Merilee sniffed as she raised a wadded tissue to her nose, the white glaring against her black leather gloves. “Thank you, Sugar. I had no idea.”
Wade closed the door as Sugar grimaced, glad to have forced something besides shock and sorrow from Merilee. There’d been a lot of both in the last week, and not just on Merilee’s part. Sugar had taken the news about Daniel hard. How did an expert swimmer and sailor, someone dressed in a tux and not known to drink alcohol to excess, drown on his own property at a party to which he was playing host? The autopsy results hadn’t been announced to the public yet, but Sugar hoped that he’d had an aneurysm or something to explain the unexplainable.
Because he shouldn’t be dead. In a fair world, he wouldn’t be. But, as she’d learned again and again over the last ninety-three years, life was never fair. Nor did it promise anyone that it would be. Maybe that was the point of life—that the water wasn’t always supposed to be smooth. That all the little storms were supposed to teach you how to keep your head above water no matter how high the swells.

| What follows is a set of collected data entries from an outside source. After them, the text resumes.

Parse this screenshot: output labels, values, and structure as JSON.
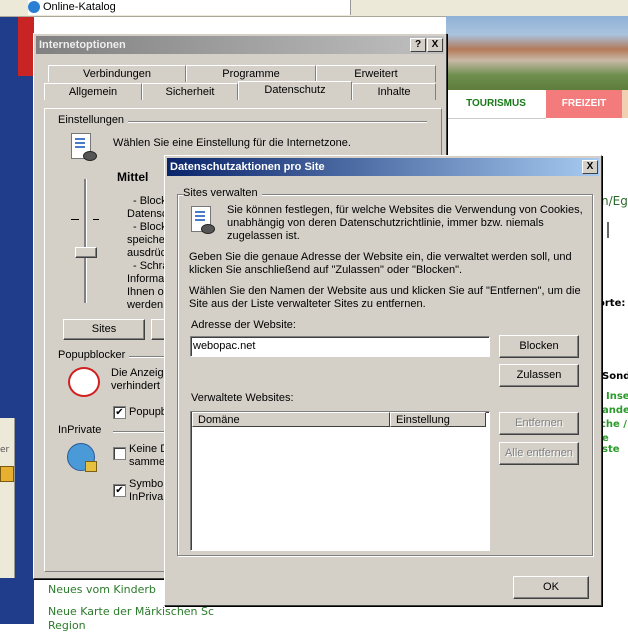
{
  "background": {
    "tab_title": "Online-Katalog",
    "nav_tourism": "TOURISMUS",
    "nav_freizeit": "FREIZEIT",
    "right_fragments": [
      "n/Eg",
      "orte:",
      "Sond",
      "Inse",
      "ande",
      "che /",
      "e ste"
    ],
    "left_fragments": [
      "er"
    ],
    "bottom_links": [
      "Neues vom Kinderb",
      "Neue Karte der Märkischen Sc",
      "Region"
    ]
  },
  "internet_options": {
    "title": "Internetoptionen",
    "help_btn": "?",
    "close_btn": "X",
    "tabs_back": [
      "Verbindungen",
      "Programme",
      "Erweitert"
    ],
    "tabs_front": [
      "Allgemein",
      "Sicherheit",
      "Datenschutz",
      "Inhalte"
    ],
    "settings_group": "Einstellungen",
    "settings_desc": "Wählen Sie eine Einstellung für die Internetzone.",
    "level": "Mittel",
    "level_lines": [
      "- Blockt",
      "Datensc",
      "- Blockt",
      "speiche",
      "ausdrüc",
      "- Schrän",
      "Informa",
      "Ihnen o",
      "werden"
    ],
    "sites_btn": "Sites",
    "popup_group": "Popupblocker",
    "popup_lines": [
      "Die Anzeig",
      "verhindert"
    ],
    "popup_check_label": "Popupb",
    "popup_checked": true,
    "inprivate_group": "InPrivate",
    "inprivate_lines1": [
      "Keine D",
      "samme"
    ],
    "inprivate_lines2": [
      "Symbo",
      "InPriva"
    ],
    "inprivate_check1": false,
    "inprivate_check2": true
  },
  "privacy_actions": {
    "title": "Datenschutzaktionen pro Site",
    "close_btn": "X",
    "group": "Sites verwalten",
    "desc_lines": [
      "Sie können festlegen, für welche Websites die Verwendung von Cookies,",
      "unabhängig von deren Datenschutzrichtlinie, immer bzw. niemals",
      "zugelassen ist."
    ],
    "para2_lines": [
      "Geben Sie die genaue Adresse der Website ein, die verwaltet werden soll, und",
      "klicken Sie anschließend auf \"Zulassen\" oder \"Blocken\"."
    ],
    "para3_lines": [
      "Wählen Sie den Namen der Website aus und klicken Sie auf \"Entfernen\", um die",
      "Site aus der Liste verwalteter Sites zu entfernen."
    ],
    "address_label": "Adresse der Website:",
    "address_value": "webopac.net",
    "block_btn": "Blocken",
    "allow_btn": "Zulassen",
    "managed_label": "Verwaltete Websites:",
    "columns": [
      "Domäne",
      "Einstellung"
    ],
    "rows": [],
    "remove_btn": "Entfernen",
    "remove_all_btn": "Alle entfernen",
    "ok_btn": "OK"
  }
}
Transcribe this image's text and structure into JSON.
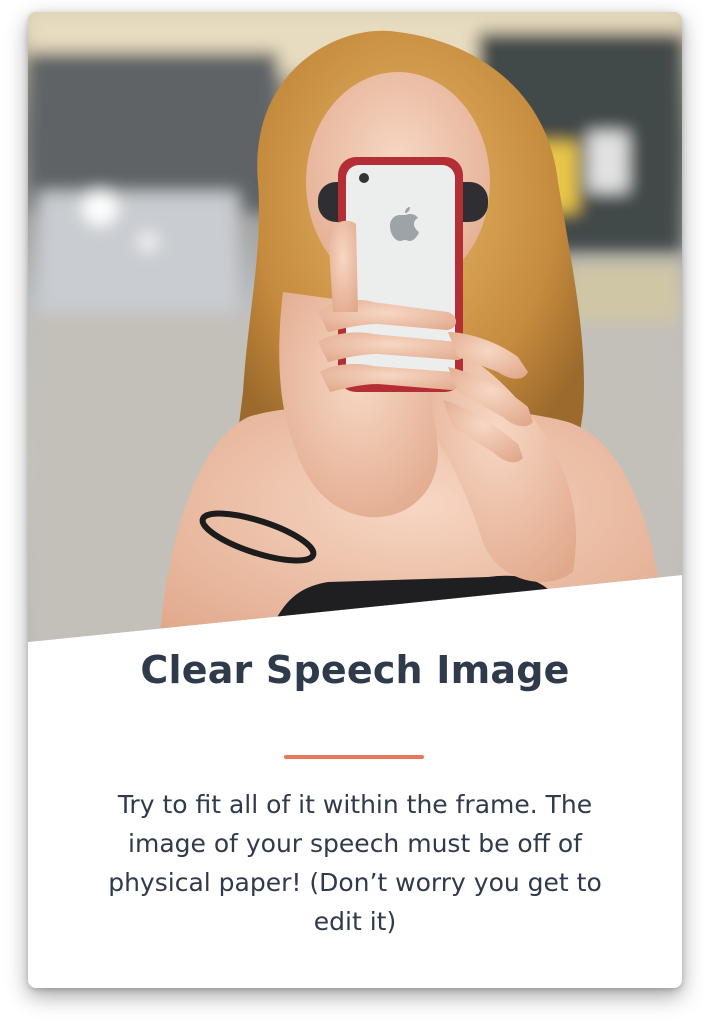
{
  "card": {
    "title": "Clear Speech Image",
    "body_text": "Try to fit all of it within the frame. The image of your speech must be off of physical paper! (Don’t worry you get to edit it)",
    "accent_color": "#e9765d",
    "photo_icon": "woman-holding-phone-photo",
    "phone_logo_icon": "apple-logo-icon"
  }
}
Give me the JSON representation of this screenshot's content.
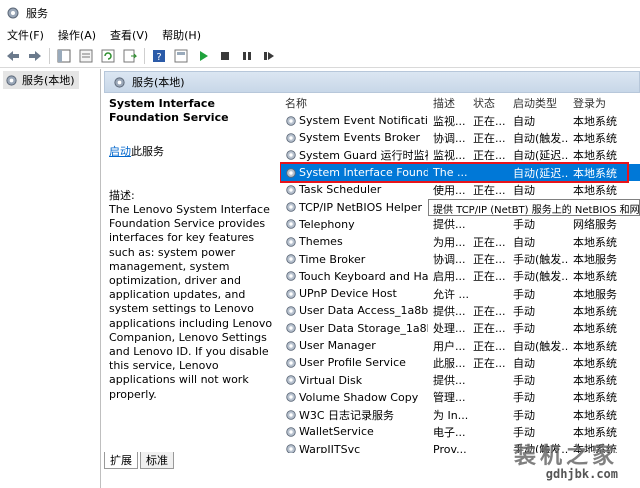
{
  "window": {
    "title": "服务"
  },
  "menu": [
    "文件(F)",
    "操作(A)",
    "查看(V)",
    "帮助(H)"
  ],
  "toolbar": {
    "icons": [
      "back-arrow-icon",
      "forward-arrow-icon",
      "show-hide-tree-icon",
      "properties-icon",
      "refresh-icon",
      "export-list-icon",
      "help-icon",
      "console-icon",
      "play-icon",
      "stop-icon",
      "pause-icon",
      "restart-icon"
    ],
    "colors": {
      "play": "#1fa23c",
      "stop": "#3a3a3a"
    }
  },
  "tree": {
    "item": "服务(本地)"
  },
  "main_header": {
    "label": "服务(本地)"
  },
  "details": {
    "service_title": "System Interface Foundation Service",
    "start_link": "启动",
    "start_suffix": "此服务",
    "desc_label": "描述:",
    "desc_body": "The Lenovo System Interface Foundation Service provides interfaces for key features such as: system power management, system optimization, driver and application updates, and system settings to Lenovo applications including Lenovo Companion, Lenovo Settings and Lenovo ID. If you disable this service, Lenovo applications will not work properly."
  },
  "list": {
    "columns": [
      "名称",
      "描述",
      "状态",
      "启动类型",
      "登录为"
    ],
    "rows": [
      {
        "name": "System Event Notification...",
        "desc": "监视...",
        "status": "正在...",
        "type": "自动",
        "logon": "本地系统"
      },
      {
        "name": "System Events Broker",
        "desc": "协调...",
        "status": "正在...",
        "type": "自动(触发...",
        "logon": "本地系统"
      },
      {
        "name": "System Guard 运行时监视...",
        "desc": "监视...",
        "status": "正在...",
        "type": "自动(延迟...",
        "logon": "本地系统"
      },
      {
        "name": "System Interface Foundat...",
        "desc": "The ...",
        "status": "",
        "type": "自动(延迟...",
        "logon": "本地系统"
      },
      {
        "name": "Task Scheduler",
        "desc": "使用...",
        "status": "正在...",
        "type": "自动",
        "logon": "本地系统"
      },
      {
        "name": "TCP/IP NetBIOS Helper",
        "desc": "",
        "status": "",
        "type": "",
        "logon": ""
      },
      {
        "name": "Telephony",
        "desc": "提供...",
        "status": "",
        "type": "手动",
        "logon": "网络服务"
      },
      {
        "name": "Themes",
        "desc": "为用...",
        "status": "正在...",
        "type": "自动",
        "logon": "本地系统"
      },
      {
        "name": "Time Broker",
        "desc": "协调...",
        "status": "正在...",
        "type": "手动(触发...",
        "logon": "本地服务"
      },
      {
        "name": "Touch Keyboard and Ha...",
        "desc": "启用...",
        "status": "正在...",
        "type": "手动(触发...",
        "logon": "本地系统"
      },
      {
        "name": "UPnP Device Host",
        "desc": "允许 ...",
        "status": "",
        "type": "手动",
        "logon": "本地服务"
      },
      {
        "name": "User Data Access_1a8b85a",
        "desc": "提供...",
        "status": "正在...",
        "type": "手动",
        "logon": "本地系统"
      },
      {
        "name": "User Data Storage_1a8b...",
        "desc": "处理...",
        "status": "正在...",
        "type": "手动",
        "logon": "本地系统"
      },
      {
        "name": "User Manager",
        "desc": "用户...",
        "status": "正在...",
        "type": "自动(触发...",
        "logon": "本地系统"
      },
      {
        "name": "User Profile Service",
        "desc": "此服...",
        "status": "正在...",
        "type": "自动",
        "logon": "本地系统"
      },
      {
        "name": "Virtual Disk",
        "desc": "提供...",
        "status": "",
        "type": "手动",
        "logon": "本地系统"
      },
      {
        "name": "Volume Shadow Copy",
        "desc": "管理...",
        "status": "",
        "type": "手动",
        "logon": "本地系统"
      },
      {
        "name": "W3C 日志记录服务",
        "desc": "为 In...",
        "status": "",
        "type": "手动",
        "logon": "本地系统"
      },
      {
        "name": "WalletService",
        "desc": "电子...",
        "status": "",
        "type": "手动",
        "logon": "本地系统"
      },
      {
        "name": "WarpJITSvc",
        "desc": "Prov...",
        "status": "",
        "type": "手动(触发...",
        "logon": "本地系统"
      }
    ],
    "selected_index": 3,
    "highlight_color": "#e8141b",
    "selection_color": "#0078d7"
  },
  "tooltip": {
    "text": "提供 TCP/IP (NetBT) 服务上的 NetBIOS 和网络"
  },
  "tabs": [
    "扩展",
    "标准"
  ],
  "watermark": {
    "title": "装机之家",
    "url": "gdhjbk.com"
  }
}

“Nice hat,” Wade said in an attempt to break the silence that sat thick and heavy inside the car.
“It’s older than you by about forty years, but it still looks good enough to wear. I’ve worn it to every single funeral I’ve ever been to.”
“Good for you,” Wade said, but his voice sounded distracted as he glanced again in the rearview mirror to see Merilee, who seemed focused on something outside her car window.
It had begun to rain, and a thin drizzle coated the windshield, the wipers automatically swishing the moisture away. The wipers on her old Lincoln had sounded like semiautomatic gunfire, according to Daniel, and suddenly she was feeling the pinpricks of tears behind her eyes. She blinked rapidly, unwilling to break her promise to herself this late in the game.
“We’ll have to stop back at the house to get my casserole for Heather and the girls before the reception after the service.”
“You made a casserole?” Merilee’s voice sounded raw and scratchy.
“Of course. I made cheese straws, too. You can carry them inside so people will think you made them.”
Merilee turned her head to look out the window again without comment.
“Have you spoken with Heather?” Wade asked Merilee, his gaze focused on the rearview mirror.
“No. I’ve called a few times, but someone else always answers. I can’t imagine...” She stopped. “She hasn’t called me back. I was hoping to have a chance to talk with her today—I have something I need to return to her.”
Wade glanced again in the rearview mirror, but Merilee didn’t say anything else.